MORGANTOWN, W.Va. — Thousands of West Virginia’s roads need repair, and many of them appear on lists multiple times for a varying degree of reasons.
That should be motivation enough for Gov. Jim Justice to sign H.B. 3044, according to Del. John Williams, D-Monongalia.
“It’s still sitting on the Governor’s desk,” he told MetroNews affiliate WAJR-AM in Morgantown. “And it will make it so these moneys are handed out in a fair way — certainly fair for Monongalia County so we finally get our fair share. I think that’s a pretty good start, and I certainly hope the Governor signs that bill.”
Monongalia County, perhaps the epicenter of road maintenance complaints along with its neighor Preston County, contributed more than 150 roads to the master list.
“Hopefully, the Governor is serious about getting something done,” Williams said. “It sickens me that we have such a long list of roads that are in such a dilapidated, debilitated state like that.”
H.B. 3044, passed 97-2 in the House of Delegates and 33-0 in the State Senate, codifies the DOH funding formula into state law while simultaneously offering a bigger piece of the pie to counties that see more road traffic.
Monongalia County, for example, has experienced an approximate population growth of 9.7 percent since the 2010 census. Their neighbors in Preston County — flush with their own road woes — have experienced an approximate population growth in that same span of less than one percent.

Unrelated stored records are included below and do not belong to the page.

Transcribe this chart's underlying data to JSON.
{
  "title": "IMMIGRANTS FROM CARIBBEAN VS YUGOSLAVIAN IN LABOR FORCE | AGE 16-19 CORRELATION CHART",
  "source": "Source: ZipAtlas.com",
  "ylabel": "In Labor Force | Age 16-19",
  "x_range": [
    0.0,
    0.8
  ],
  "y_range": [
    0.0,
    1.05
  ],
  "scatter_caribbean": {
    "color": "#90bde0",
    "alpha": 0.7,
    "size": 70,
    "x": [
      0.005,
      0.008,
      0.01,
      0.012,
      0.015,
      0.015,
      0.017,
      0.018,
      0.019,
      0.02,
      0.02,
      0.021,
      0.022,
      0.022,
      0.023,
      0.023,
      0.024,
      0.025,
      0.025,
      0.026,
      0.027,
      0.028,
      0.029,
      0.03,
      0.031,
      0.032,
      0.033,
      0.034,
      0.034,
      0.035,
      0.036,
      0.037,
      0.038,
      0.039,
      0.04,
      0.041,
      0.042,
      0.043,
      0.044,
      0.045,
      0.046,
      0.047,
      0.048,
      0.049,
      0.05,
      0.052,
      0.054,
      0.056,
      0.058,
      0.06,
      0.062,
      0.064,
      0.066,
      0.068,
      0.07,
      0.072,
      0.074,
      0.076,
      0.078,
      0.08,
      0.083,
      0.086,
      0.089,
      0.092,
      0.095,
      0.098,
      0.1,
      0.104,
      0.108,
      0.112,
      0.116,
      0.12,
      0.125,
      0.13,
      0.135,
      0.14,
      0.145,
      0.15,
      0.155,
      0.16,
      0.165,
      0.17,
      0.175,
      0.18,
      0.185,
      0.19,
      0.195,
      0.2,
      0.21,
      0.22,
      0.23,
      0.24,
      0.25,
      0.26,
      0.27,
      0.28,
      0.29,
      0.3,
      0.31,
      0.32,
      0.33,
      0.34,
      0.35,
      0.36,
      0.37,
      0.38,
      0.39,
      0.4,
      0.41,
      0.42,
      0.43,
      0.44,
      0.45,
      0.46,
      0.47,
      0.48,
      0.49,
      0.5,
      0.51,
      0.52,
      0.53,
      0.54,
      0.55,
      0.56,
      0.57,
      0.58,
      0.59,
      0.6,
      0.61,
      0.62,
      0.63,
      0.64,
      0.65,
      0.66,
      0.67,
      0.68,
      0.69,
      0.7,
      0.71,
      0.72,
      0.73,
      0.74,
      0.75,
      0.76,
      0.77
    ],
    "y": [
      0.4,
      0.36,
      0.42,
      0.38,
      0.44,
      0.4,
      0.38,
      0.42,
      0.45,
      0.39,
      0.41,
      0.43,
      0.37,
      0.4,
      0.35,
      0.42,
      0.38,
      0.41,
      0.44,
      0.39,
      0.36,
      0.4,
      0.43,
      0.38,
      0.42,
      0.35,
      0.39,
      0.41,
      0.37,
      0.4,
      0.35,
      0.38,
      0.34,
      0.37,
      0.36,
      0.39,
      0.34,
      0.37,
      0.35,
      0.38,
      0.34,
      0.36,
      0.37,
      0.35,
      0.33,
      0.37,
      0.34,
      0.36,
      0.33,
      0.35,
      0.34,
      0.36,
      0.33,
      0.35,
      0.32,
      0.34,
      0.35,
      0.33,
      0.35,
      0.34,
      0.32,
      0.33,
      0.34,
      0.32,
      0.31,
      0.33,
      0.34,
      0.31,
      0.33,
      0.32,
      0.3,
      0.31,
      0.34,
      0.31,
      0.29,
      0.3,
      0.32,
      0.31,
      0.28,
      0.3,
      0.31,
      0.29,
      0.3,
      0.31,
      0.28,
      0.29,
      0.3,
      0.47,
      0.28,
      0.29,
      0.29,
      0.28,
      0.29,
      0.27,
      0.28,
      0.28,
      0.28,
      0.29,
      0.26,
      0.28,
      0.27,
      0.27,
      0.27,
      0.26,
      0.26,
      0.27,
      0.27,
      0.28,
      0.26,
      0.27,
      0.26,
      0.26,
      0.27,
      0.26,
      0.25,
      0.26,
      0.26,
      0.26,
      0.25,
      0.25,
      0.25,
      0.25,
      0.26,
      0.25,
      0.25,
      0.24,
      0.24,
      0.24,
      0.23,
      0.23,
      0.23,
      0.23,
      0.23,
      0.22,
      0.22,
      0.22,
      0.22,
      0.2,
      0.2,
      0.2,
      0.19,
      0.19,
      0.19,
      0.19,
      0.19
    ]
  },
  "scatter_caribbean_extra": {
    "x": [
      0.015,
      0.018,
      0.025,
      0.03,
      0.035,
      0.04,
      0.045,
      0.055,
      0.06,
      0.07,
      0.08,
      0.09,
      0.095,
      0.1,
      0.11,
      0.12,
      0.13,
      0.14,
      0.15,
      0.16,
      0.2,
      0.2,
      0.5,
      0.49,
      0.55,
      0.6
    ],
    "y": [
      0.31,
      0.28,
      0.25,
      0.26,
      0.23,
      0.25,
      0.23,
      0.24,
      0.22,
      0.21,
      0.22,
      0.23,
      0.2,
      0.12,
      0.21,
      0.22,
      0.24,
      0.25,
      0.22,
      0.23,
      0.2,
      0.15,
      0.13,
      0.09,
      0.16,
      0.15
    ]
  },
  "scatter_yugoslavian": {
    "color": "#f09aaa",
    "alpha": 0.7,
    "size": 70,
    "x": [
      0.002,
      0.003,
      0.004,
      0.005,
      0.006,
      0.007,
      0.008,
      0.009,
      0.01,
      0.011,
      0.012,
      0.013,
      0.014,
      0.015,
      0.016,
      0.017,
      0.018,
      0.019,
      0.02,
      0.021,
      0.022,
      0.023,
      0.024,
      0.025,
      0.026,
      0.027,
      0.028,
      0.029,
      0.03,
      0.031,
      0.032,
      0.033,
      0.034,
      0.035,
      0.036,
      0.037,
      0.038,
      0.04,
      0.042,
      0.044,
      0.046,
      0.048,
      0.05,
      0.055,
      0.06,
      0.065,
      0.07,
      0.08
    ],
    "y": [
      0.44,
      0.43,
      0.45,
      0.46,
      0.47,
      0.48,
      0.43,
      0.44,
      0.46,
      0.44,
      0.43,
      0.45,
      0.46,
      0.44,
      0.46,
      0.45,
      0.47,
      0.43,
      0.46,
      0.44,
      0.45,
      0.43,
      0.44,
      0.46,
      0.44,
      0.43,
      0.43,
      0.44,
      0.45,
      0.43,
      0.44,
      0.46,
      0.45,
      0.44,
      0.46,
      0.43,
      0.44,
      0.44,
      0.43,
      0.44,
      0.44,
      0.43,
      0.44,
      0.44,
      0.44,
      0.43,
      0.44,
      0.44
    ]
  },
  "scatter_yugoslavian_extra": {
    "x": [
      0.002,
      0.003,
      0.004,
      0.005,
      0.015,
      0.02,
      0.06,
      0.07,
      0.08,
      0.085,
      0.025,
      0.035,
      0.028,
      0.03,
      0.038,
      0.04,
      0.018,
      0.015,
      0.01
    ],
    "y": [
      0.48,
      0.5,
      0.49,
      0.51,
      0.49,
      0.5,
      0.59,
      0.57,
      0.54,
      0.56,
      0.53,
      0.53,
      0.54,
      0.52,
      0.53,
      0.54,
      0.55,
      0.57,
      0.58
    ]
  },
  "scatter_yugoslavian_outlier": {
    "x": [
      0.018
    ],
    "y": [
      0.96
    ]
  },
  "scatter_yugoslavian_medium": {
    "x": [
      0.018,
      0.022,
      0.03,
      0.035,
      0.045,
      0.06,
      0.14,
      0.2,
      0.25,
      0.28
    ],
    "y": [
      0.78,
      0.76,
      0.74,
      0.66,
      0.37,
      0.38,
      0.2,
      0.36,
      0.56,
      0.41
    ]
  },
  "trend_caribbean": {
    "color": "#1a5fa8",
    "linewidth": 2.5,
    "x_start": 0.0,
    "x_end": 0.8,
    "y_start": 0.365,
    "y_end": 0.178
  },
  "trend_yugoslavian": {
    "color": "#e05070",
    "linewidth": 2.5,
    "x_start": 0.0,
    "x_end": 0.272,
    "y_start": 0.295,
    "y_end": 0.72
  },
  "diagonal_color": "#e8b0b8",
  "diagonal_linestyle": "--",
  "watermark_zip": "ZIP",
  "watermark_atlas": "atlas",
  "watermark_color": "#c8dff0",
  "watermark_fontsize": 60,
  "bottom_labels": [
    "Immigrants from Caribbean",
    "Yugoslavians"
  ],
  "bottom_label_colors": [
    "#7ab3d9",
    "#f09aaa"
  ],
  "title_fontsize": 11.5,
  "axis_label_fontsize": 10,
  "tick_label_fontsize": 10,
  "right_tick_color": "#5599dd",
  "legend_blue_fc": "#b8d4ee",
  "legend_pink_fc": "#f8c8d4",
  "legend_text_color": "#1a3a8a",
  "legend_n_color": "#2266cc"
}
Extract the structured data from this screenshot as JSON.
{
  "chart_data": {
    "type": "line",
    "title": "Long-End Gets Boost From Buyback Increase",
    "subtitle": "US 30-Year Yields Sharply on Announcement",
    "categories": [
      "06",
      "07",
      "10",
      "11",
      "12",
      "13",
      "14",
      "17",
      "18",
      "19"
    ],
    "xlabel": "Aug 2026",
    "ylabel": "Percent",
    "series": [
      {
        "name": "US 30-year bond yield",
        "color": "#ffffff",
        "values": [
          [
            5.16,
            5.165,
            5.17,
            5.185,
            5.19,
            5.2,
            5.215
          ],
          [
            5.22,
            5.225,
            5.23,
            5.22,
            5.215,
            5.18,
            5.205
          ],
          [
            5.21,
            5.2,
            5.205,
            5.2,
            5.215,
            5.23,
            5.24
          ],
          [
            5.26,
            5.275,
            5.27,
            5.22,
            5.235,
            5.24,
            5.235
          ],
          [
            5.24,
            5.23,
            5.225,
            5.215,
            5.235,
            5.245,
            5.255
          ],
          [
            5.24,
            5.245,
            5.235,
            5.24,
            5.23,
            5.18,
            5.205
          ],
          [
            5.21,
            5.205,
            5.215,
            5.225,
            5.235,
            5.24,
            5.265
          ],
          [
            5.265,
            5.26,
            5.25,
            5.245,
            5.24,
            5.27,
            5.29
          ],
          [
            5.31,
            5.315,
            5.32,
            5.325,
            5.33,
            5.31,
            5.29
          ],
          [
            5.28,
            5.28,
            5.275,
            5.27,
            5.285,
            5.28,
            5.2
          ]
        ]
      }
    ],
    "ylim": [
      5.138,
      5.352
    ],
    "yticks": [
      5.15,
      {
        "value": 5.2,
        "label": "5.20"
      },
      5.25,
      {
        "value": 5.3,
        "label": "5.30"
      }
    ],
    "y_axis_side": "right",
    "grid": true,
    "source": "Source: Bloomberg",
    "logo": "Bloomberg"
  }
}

“Every single year (the DOH) just do an across-the-board one percent increase for every single county,” Williams said. “That’s not equitable when Monongalia County might have experienced a three percent increase in population and therefore a three percent increase in traffic. Whereas, maybe another county saw a five percent decrease in traffic because they are losing population, yet each county gets the same percentage of increase. That’s not fair.”
Admittedly, Williams said H.B. 3044 wasn’t a silver bullet. But, with the Governor still deliberating on a significant number of bills that require his signature, Williams said the bill is part of a necessary piecemeal approach to getting road maintenance under control.
“Certainly we need to pay our DOH workers more because we have such an employee shortage on that end of things,” Williams said. “But it would be a heck of a good start to fixing what I feel are the most dilapidated roads in the state of West Virginia.”
Another part of the piecemeal approach, Williams suggested, is adding roads to “the call” for the education special session expected to be held later this year.
He’s also willing to listen for more specifics following Gov. Justice’s rollout of a funding plan for road maintenance earlier this month.
“I agree with dedicating some of the road bond money to secondary road maintenance,” he said. “Past that, I would need to see a more specific plan before I could say whether or not I’m in favor.”
Gov. Justice has until midnight Wednesday to make a decision on the additional bills, including H.B. 3044.